= Cabinet Council on Commerce and Trade =

The Cabinet Council on Commerce and Trade was one of multiple Cabinet Councils established in the United States on or about February 26, 1981 by the Reagan Administration.

==History==
Gerald J. Mossinghoff served as an Assistant Secretary of Commerce, Commissioner of Patents and Trademarks. He stated, “President Reagan supported a strong patent system...Secretary of Commerce, Malcolm Baldrige, was the head of the Cabinet Council on Commerce and Trade, and he gave him complete discretion in formulation of patent policy for the Department of Commerce. He recalled, "When I saw that Mac Baldrige was the head of the [Administration's Special Committee on] Commerce and Trade, I told him that there really ought to be . . . a senior-level committee on intellectual property, and I should chair it. Secretary Baldrige agreed and set up the Working Group on Intellectual Property of the Cabinet Council on Commerce and Trade . . ."

==Working Group on Intellectual Property==
The working group advised President Reagan concerning many matters, most notably, the establishment of a Court of Appeals for the Federal Circuit, which strengthened and brought certainty to patent law in the United States. The group initiated a far-reaching automation program at the USPTO to computerize the office's database.
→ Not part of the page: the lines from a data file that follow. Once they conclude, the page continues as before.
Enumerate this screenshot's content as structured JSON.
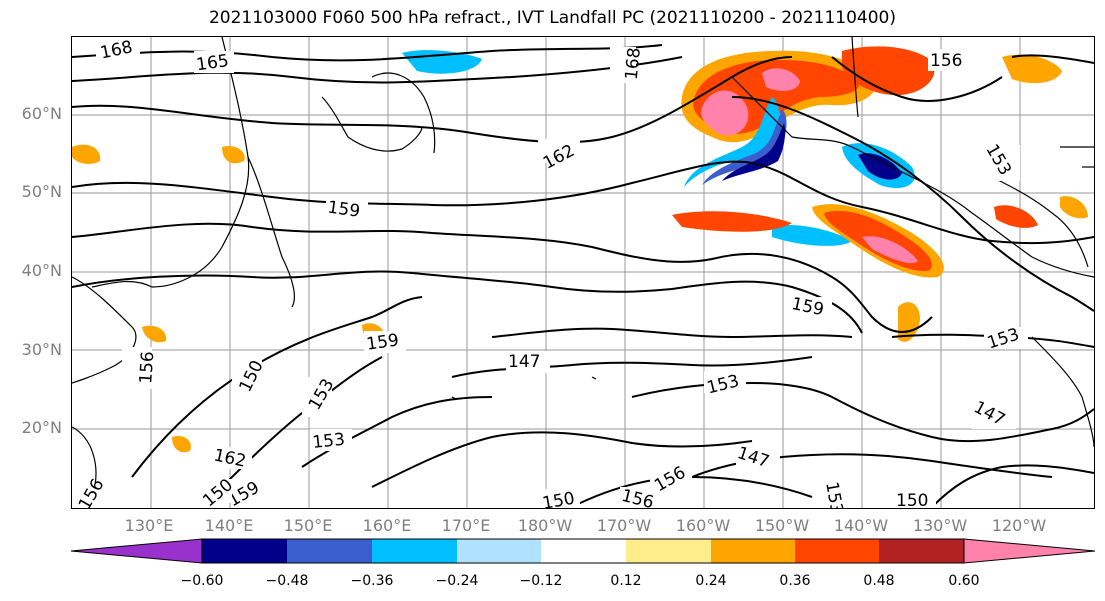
{
  "title": "2021103000 F060 500 hPa refract., IVT Landfall PC (2021110200 - 2021110400)",
  "lat_labels": [
    "60°N",
    "50°N",
    "40°N",
    "30°N",
    "20°N"
  ],
  "lon_labels": [
    "130°E",
    "140°E",
    "150°E",
    "160°E",
    "170°E",
    "180°W",
    "170°W",
    "160°W",
    "150°W",
    "140°W",
    "130°W",
    "120°W"
  ],
  "contour_labels": [
    "168",
    "165",
    "168",
    "156",
    "162",
    "159",
    "153",
    "159",
    "159",
    "150",
    "147",
    "153",
    "153",
    "153",
    "153",
    "147",
    "147",
    "156",
    "162",
    "159",
    "156",
    "150",
    "156",
    "150",
    "150",
    "153",
    "156"
  ],
  "colorbar": {
    "tick_labels": [
      "−0.60",
      "−0.48",
      "−0.36",
      "−0.24",
      "−0.12",
      "0.12",
      "0.24",
      "0.36",
      "0.48",
      "0.60"
    ],
    "levels": [
      -0.6,
      -0.48,
      -0.36,
      -0.24,
      -0.12,
      0.12,
      0.24,
      0.36,
      0.48,
      0.6
    ],
    "colors": [
      "#9932cc",
      "#00008b",
      "#3a5fcd",
      "#00bfff",
      "#b0e2ff",
      "#ffffff",
      "#ffec8b",
      "#ffa500",
      "#ff4500",
      "#b22222",
      "#ff82ab"
    ]
  },
  "colors": {
    "contour": "#000000",
    "grid": "#9a9a9a",
    "axis_label": "#7f7f7f"
  }
}
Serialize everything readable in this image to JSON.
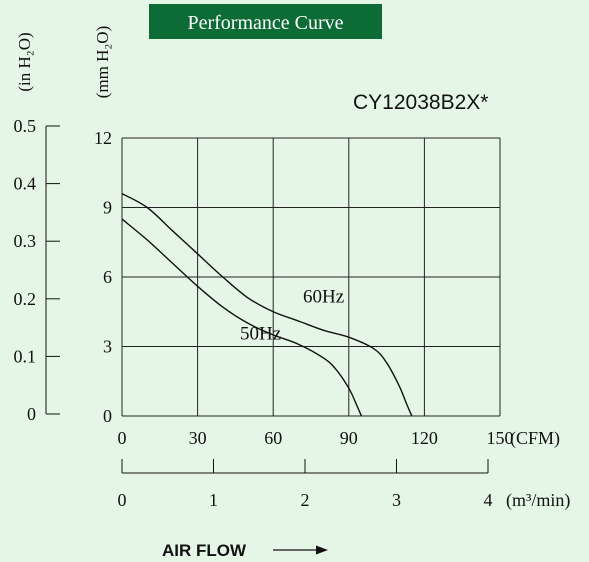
{
  "chart_data": {
    "type": "line",
    "title": "Performance Curve",
    "model": "CY12038B2X*",
    "xlabel": "AIR FLOW",
    "x_unit_primary": "(CFM)",
    "x_unit_secondary": "(m³/min)",
    "y_unit_primary": "(mm H₂O)",
    "y_unit_secondary": "(in H₂O)",
    "xlim": [
      0,
      150
    ],
    "ylim": [
      0,
      12
    ],
    "x_ticks": [
      "0",
      "30",
      "60",
      "90",
      "120",
      "150"
    ],
    "y_ticks": [
      "0",
      "3",
      "6",
      "9",
      "12"
    ],
    "x2_ticks": [
      "0",
      "1",
      "2",
      "3",
      "4"
    ],
    "y2_ticks": [
      "0",
      "0.1",
      "0.2",
      "0.3",
      "0.4",
      "0.5"
    ],
    "grid": true,
    "series": [
      {
        "name": "60Hz",
        "x": [
          0,
          10,
          20,
          30,
          40,
          50,
          60,
          70,
          80,
          90,
          100,
          105,
          110,
          113,
          115
        ],
        "y": [
          9.6,
          9.0,
          8.0,
          7.0,
          6.0,
          5.1,
          4.5,
          4.1,
          3.7,
          3.4,
          2.9,
          2.3,
          1.3,
          0.5,
          0
        ]
      },
      {
        "name": "50Hz",
        "x": [
          0,
          10,
          20,
          30,
          40,
          50,
          60,
          70,
          80,
          85,
          90,
          93,
          95
        ],
        "y": [
          8.5,
          7.6,
          6.6,
          5.6,
          4.7,
          4.0,
          3.5,
          3.1,
          2.5,
          2.0,
          1.2,
          0.5,
          0
        ]
      }
    ]
  },
  "colors": {
    "background": "#e6f6e6",
    "title_bg": "#0d6b36",
    "title_fg": "#ffffff",
    "ink": "#111111",
    "grid": "#222222"
  }
}
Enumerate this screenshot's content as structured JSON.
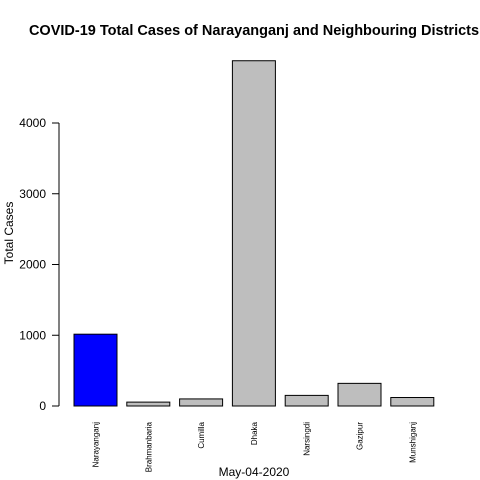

The WGIP took public comment and studied matters such as:

- Trademark counterfeiting
- Increasing the competitiveness of United States industries
- Imports of articles bearing genuine trademarks without the consent of the trademark owner (so-called “parallel imports”)

==Consolidation==
The Cabinet Council on Commerce and Trade's Working Group on Intellectual Property (WGIP), folded in the mid-1990s into the President's Economic Policy Council.

The location of the records of the Cabinet Council on Commerce and Trade is unknown. Some records are located in the Ronald Reagan Presidential Library.